5 Issues Prototyping Can Solve for Auto Lamp Mold Production
The lights in modern cars do more than illuminate dark roads. They’ve become a design signature of many OEMs. Audi started this trend in 2004 with the LED daytime running lights fitted onto the A8, and lighting technology has advanced rapidly since then, making auto lamp mold production a critical part of automotive manufacturing. Today LED lights are commonplace in both the front and rear ends of the vehicle, active lighting is throwing light around corners, and even laser high beams are emerging.
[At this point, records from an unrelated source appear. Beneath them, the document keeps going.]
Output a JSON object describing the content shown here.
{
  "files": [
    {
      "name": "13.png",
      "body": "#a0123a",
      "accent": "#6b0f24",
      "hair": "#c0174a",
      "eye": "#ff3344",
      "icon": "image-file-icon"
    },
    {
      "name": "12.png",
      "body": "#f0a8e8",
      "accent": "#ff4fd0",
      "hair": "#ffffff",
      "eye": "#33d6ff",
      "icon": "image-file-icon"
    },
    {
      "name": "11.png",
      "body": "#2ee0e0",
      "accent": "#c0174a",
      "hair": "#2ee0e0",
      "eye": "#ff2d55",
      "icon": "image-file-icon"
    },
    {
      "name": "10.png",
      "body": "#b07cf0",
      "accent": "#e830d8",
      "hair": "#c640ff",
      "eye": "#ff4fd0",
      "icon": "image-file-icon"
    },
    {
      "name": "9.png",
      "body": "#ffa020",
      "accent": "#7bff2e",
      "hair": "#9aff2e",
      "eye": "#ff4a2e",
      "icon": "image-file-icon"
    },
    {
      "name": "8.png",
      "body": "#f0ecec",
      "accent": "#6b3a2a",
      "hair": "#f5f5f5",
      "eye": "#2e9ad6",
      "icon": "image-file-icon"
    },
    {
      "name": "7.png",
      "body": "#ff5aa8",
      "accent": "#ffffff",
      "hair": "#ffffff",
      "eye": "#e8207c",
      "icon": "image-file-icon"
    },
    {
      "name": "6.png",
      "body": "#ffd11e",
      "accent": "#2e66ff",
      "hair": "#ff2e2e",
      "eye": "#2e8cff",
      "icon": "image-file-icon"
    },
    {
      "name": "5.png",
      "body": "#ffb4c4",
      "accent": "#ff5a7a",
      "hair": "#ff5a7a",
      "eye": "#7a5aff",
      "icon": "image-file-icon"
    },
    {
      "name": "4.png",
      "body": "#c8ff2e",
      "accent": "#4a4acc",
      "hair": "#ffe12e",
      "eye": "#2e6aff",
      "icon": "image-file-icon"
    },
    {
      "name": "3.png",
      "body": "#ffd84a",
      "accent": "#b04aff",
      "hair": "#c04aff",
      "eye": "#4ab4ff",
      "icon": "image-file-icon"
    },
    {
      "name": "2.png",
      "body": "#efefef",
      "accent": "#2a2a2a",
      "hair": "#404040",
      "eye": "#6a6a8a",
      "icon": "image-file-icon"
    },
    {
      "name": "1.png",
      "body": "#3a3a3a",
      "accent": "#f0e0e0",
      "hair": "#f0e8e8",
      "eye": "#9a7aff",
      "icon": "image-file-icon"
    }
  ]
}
Front and rear light clusters go through rapid design cycles as manufacturers make styling changes every few years. Producing these assemblies of injection molded plastic components requires complex mold tools and their long lead times can easily constrain or delay model facelifts. Inevitably, designers and die makers are under increasing pressure to accelerate auto lamp mold production.
Product development typically follows a pattern of: design; prototype; test and validate; freeze or modify design before it moves into scalable manufacturing. True design validation often calls for complex auto lamp mold production tools that might take weeks or months to finish, dragging out each iteration and risking a launch or program delay.
Advanced 3D computer modeling and ray tracing software lets designers conceive and evaluate more alternatives but there’s still no substitute for physical prototypes. The key is to reduce auto lamp mold production lead time so they can be made faster.
Why Prototype at All?
In the case of auto lamp mold production, physical prototypes are essential, for five reasons:
- Cost evaluation
- Fit assessment
- Prove-out of overmolding/insertions
- Material performance assessment
- Optical testing
1. Cost Evaluation
Only by molding parts is it possible to determine actual cycle times and actual yields. Lessons will be learned about the mold temperatures and pressures needed, cooling and shrinkage rates, distortion and so on. From these, tool modifications will be identified that bring down ultimate manufacturing costs.
2. Fit Assessment
After metalizing, molded reflectors are bonded to the clear or colored housings to create lamp clusters. Fitting together in the computer is no guarantee the actual parts will go together the same way, so prototypes are essential. The completed assemblies are then mounted on vehicle mock-ups and sculpted models for evaluation of fit and appearance under a range of lighting conditions and viewing angles.
3. Prove-Out of Overmolding/Co-Molding and Insertions
Many automotive lamp assemblies need different color plastics molded together, such as orange and clear or red, orange, and clear, and these are made by overmolding or co-molding. Male and female threaded inserts are needed for mounting in the vehicle as well as holding the bulbs and associated electrical components. Only by actually making the parts is it possible to verify the integrity of these overmolded and sometimes co-molded assemblies, and the insert bond strength and position.
4. Material Performance Assessment
Auto lamp assemblies are expected to last years in all kinds of environmental conditions without substantially diminished output. Plastics manufacturers continue to improve the grades available and prototyping lets development teams evaluate their performance under a wide range of conditions.
5. Optical Testing
Output, intensity, visibility, and beam shape are the subject of many regulations. Additionally, as manufacturers put greater efforts into adaptive lighting, it becomes even more important to track critical performance metrics. Regardless of how much modeling is done, only a functional prototype can ”bring to light” the actual performance achieved or delivered, validate the modeling, and demonstrate conformance to tighter regulations.
Tooling Lead Time Reduction
Production injection molding tools are typically machined from steel before hardening. Milling is slow and usually followed by hours of grinding to blend radii and surfaces. EDM can take hours to spark-erode complex pockets and cavities, after which more grinding is needed. The whole process, from design initiation to delivery, can take months.
Additive manufacturing methods using metal may one day reduce development time but today their chief contribution is producing SLA patterns as a basis for urethane molds. These allow pouring of liquid acrylics that take on the shape of the part needed, as described in this case study of an automotive tail lamp prototype, but aren’t directly usable in injection molding.
An alternative is to harness the speed and precision of modern CNC machine tools to shape molds from aluminum. Aluminum can be machined without slow grinding and EDM processes. Lifetime, measured in quantity of parts produced, will be less than that of steel tools, but that’s not a concern when making prototypes. In addition, the heat flow characteristics of aluminum can be of benefit when molding small quantities.
All About Speed
The lamp clusters used on modern cars have almost become fashion accessories and that means frequent design changes and intense pressure to get new designs to market. Computer modeling lets designers explore far more alternatives than was possible before but physical prototypes remain essential. Consequently, launching face-lifted car models depends on the speed of auto lamp mold production, which, in turn, depends on quality, time-sensitive prototyping.